Acresce que apesar de se
vislumbrar como tem sido dito uma luz ao fim do túnel, o túnel terá ainda um
comprimento muito pesado.
Neste quadro, considerando os
múltiplos aspectos que referi, parece claro o enorme risco de situações de
stresse e crispação ou tensão, solidão, ansiedade, impotência e algum
desespero. Este mal-estar ou o risco da sua instalação pode afectar os adultos
e, naturalmente, também as crianças e jovens. Não será de estranhar que se
possam verificar alterações no seu comportamento. Importa estar atento a essas
alterações, perceber e tentar entender, procurar apesar de não ser fácil uma
dose suplementar de paciência e confiança ou, se necessário e sem reserva,
solicitar alguma orientação através de canais que têm sido divulgados.

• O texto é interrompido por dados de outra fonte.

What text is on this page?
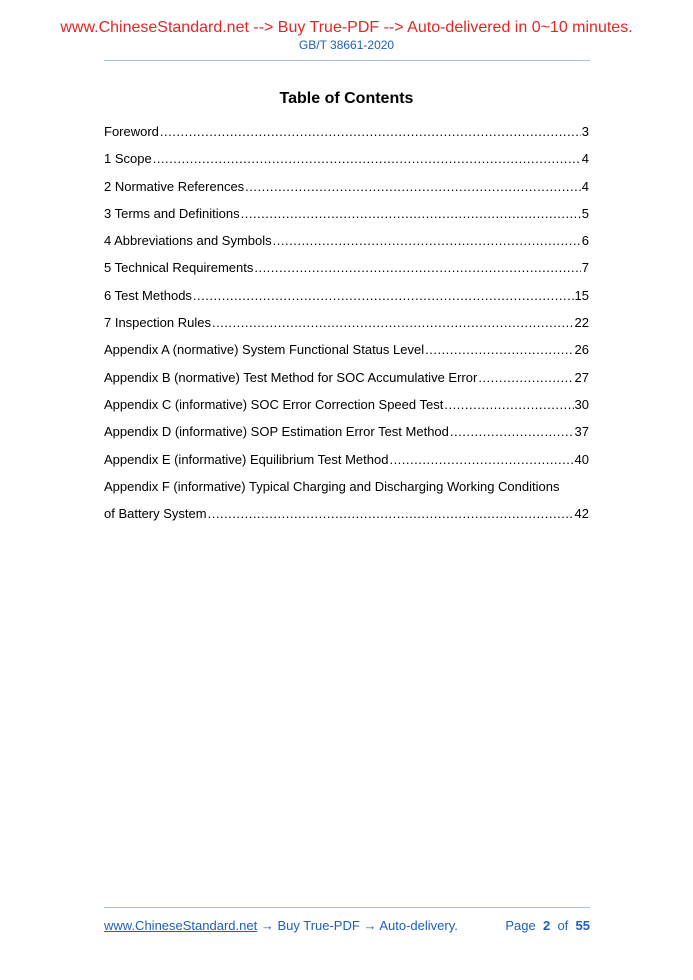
www.ChineseStandard.net --> Buy True-PDF --> Auto-delivered in 0~10 minutes.
GB/T 38661-2020
Table of Contents
Foreword .....	3
1 Scope .....	4
2 Normative References .....	4
3 Terms and Definitions .....	5
4 Abbreviations and Symbols .....	6
5 Technical Requirements .....	7
6 Test Methods .....	15
7 Inspection Rules .....	22
Appendix A (normative) System Functional Status Level .....	26
Appendix B (normative) Test Method for SOC Accumulative Error .....	27
Appendix C (informative) SOC Error Correction Speed Test .....	30
Appendix D (informative) SOP Estimation Error Test Method .....	37
Appendix E (informative) Equilibrium Test Method .....	40
Appendix F (informative) Typical Charging and Discharging Working Conditions
of Battery System .....	42
www.ChineseStandard.net → Buy True-PDF → Auto-delivery.	Page 2 of 55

Assim, todo este cenário não será
certamente alheio ao facto divulgado pelo Infarmed de que no primeiro trimestre
de 2020 foram vendidas cerca de cinco milhões de embalagens de psicofármacos
fundamentalmente ansiolíticos e antidepressivos, mais 400 000 que no mesmo período do ano anterior, sendo que se regista um
preocupante recurso à automedicação. Muito provavelmente o segundo trimestre será
também marcado pela aumento do consumo. Aliás, Portugal é o quinto país da OCDE
no consumo destes fármacos.
Tem sido também divulgado que
estruturas do Serviço Nacional de Saúde ou privadas têm disponibilizado linhas
de apoio de natureza psicológica como também o têm feito outras identidades ou
mesmo através de iniciativas de natureza individual.
Também sabemos que o impacto de
problemas de saúde mental ou de bem-estar psicológico qualidade de vida de
pessoas e famílias é fortíssimo.
A situação que vivemos torna tudo
mais difícil, mas importa estar atento e ter confiança que na forma como iremos
saindo dela estará contemplada a promoção da saúde mental
Existe muita gente a passar mal,
pode ser na casa do lado.
No entanto, somos resilientes e
queremos viver, seremos capazes de continuar.